Perhaps, but I have seventeen weeks of class to prove it wrong.
I do love memoirs. Ruth Reichl had a head start, being the editor in chief of Gourmet Magazine, but still, her “Tender at the Bone” is priceless no matter who she is. When her mother poisons everyone at her son’s engagement party by feeding them outdated food from a store that was offloading its Automat machines, you know you’re in for an excellent ride. And Annie Dillard’s “An American Childhood” is unputdownable. Can I do anything half so good? We shall see.

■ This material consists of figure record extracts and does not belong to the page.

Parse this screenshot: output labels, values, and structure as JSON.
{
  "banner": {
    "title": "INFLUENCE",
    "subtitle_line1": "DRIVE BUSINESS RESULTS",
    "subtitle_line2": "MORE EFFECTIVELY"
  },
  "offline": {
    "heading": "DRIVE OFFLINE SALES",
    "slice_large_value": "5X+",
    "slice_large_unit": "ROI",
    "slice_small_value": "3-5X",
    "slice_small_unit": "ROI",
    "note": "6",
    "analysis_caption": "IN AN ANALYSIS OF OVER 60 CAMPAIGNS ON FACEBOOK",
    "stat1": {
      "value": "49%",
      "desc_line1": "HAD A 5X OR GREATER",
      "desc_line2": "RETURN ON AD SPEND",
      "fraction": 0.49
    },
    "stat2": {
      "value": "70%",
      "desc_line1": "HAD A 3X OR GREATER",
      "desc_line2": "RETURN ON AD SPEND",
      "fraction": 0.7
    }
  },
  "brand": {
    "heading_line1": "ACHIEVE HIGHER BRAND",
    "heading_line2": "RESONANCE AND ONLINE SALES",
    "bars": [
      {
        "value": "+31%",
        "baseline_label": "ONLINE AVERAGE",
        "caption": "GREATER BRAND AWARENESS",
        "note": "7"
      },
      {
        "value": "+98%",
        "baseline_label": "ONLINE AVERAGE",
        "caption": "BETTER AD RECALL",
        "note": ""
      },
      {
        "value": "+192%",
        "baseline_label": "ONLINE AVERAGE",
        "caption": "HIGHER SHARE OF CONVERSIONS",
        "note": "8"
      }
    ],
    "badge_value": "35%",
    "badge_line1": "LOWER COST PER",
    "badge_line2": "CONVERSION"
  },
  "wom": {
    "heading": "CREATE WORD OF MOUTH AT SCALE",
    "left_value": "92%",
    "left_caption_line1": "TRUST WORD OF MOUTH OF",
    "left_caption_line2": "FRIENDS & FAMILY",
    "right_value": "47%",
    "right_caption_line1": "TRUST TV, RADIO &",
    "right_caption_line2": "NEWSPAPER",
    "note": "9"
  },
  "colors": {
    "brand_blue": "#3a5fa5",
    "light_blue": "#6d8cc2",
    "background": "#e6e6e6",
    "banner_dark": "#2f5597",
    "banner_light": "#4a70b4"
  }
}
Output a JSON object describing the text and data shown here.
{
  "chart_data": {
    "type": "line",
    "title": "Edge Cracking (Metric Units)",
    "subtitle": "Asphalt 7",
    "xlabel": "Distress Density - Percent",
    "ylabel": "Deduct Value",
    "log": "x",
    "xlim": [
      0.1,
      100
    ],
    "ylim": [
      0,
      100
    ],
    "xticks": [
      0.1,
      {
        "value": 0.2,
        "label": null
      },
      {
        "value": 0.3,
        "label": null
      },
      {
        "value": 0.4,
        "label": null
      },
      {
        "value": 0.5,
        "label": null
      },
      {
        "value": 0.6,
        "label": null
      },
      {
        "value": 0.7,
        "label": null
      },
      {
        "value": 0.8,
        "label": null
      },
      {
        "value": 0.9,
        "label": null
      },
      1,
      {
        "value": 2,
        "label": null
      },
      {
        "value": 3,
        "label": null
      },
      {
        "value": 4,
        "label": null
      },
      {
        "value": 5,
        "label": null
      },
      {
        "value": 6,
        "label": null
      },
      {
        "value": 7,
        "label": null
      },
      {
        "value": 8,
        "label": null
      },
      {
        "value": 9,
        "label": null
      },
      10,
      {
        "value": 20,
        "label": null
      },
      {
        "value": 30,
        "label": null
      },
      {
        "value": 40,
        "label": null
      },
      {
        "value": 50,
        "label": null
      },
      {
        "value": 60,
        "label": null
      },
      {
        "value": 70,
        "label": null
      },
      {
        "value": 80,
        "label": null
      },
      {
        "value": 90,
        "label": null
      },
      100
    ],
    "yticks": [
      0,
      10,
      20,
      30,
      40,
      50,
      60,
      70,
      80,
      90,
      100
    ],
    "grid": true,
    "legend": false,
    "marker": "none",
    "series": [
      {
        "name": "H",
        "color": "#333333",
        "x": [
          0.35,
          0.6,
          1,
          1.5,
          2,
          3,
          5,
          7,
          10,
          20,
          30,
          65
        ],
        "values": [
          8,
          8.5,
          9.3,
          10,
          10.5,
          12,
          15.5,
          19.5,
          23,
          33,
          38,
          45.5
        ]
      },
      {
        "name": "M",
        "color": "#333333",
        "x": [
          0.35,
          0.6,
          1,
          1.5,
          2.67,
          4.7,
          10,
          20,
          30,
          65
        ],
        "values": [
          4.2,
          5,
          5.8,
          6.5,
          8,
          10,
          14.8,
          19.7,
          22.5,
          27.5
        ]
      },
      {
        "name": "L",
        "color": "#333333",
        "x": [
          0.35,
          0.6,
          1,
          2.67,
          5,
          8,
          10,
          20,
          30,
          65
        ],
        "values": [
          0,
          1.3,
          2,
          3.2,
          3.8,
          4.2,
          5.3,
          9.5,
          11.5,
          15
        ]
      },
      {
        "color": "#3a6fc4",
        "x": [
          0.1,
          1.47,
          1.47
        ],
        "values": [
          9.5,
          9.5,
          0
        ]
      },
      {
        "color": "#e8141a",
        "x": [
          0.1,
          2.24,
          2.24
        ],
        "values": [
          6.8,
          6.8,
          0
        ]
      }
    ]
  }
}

But I digress, because I meant to explain why the class this week was so good. The writing exercise was a seemingly pointless and rather boring assignment to spend ten minutes writing about a vivid childhood memory. We could choose between ages 0–5 years, 10 years, and 16 years. Well, it turned out surprisingly easy to do, fun to craft, and everyone’s examples were so intriguing that we realized the old Flannery O’Connor quote was quite true: “Anyone who can survive her childhood has enough writing material for a lifetime.” Any memory of childhood is fascinating, it turns out: a dreaded Sunday tea with grandparents, waking from a nap to find a stranger bending over one’s crib, the town dance with sweaty-palmed boys, a treasured measuring cup used by a beloved mother. Really wonderful. I hadn’t been particularly pleased or displeased with what I wrote, but then the time came for me to read aloud (so nerve-wracking! why do I put myself in these situations!) it was well-received. It was really a milestone: the first time I’ve ever had feedback on style. Not content, as in my dear blog readers enjoying a recipe or an anecdote, but the way it was written. I have come to the conclusion that one cannot really analyze one’s own style, or even notice it for what it is. That is for readers to see. And it’s probably quite consistent within each writer, if only we can learn to see and describe what it is. So we’re meant to expand on our pieces in the coming week, and go back to class ready to be ripped apart or praised, as the case may be. I think it’s going to be fun.
Well, in the meantime, in the quest for decent writing material, we are headed off this evening for a weekend in Marrakech to celebrate our dear friend Vincent’s birthday. Should be an adventure! I broke down and bought a bathing suit yesterday, in anticipation of the hotel swimming pool. I don’t even know where we’re staying! Vincent’s arranged everything. I grovelled to Avery’s headmistress for permission (well, sort of after the fact since all the plans had been made) to take her out of school tomorrow, and asked that any beatings be limited to the wet-noodle variety. She wrote back and said that the caterers at school were low on wet noodles, so Avery was quite safe.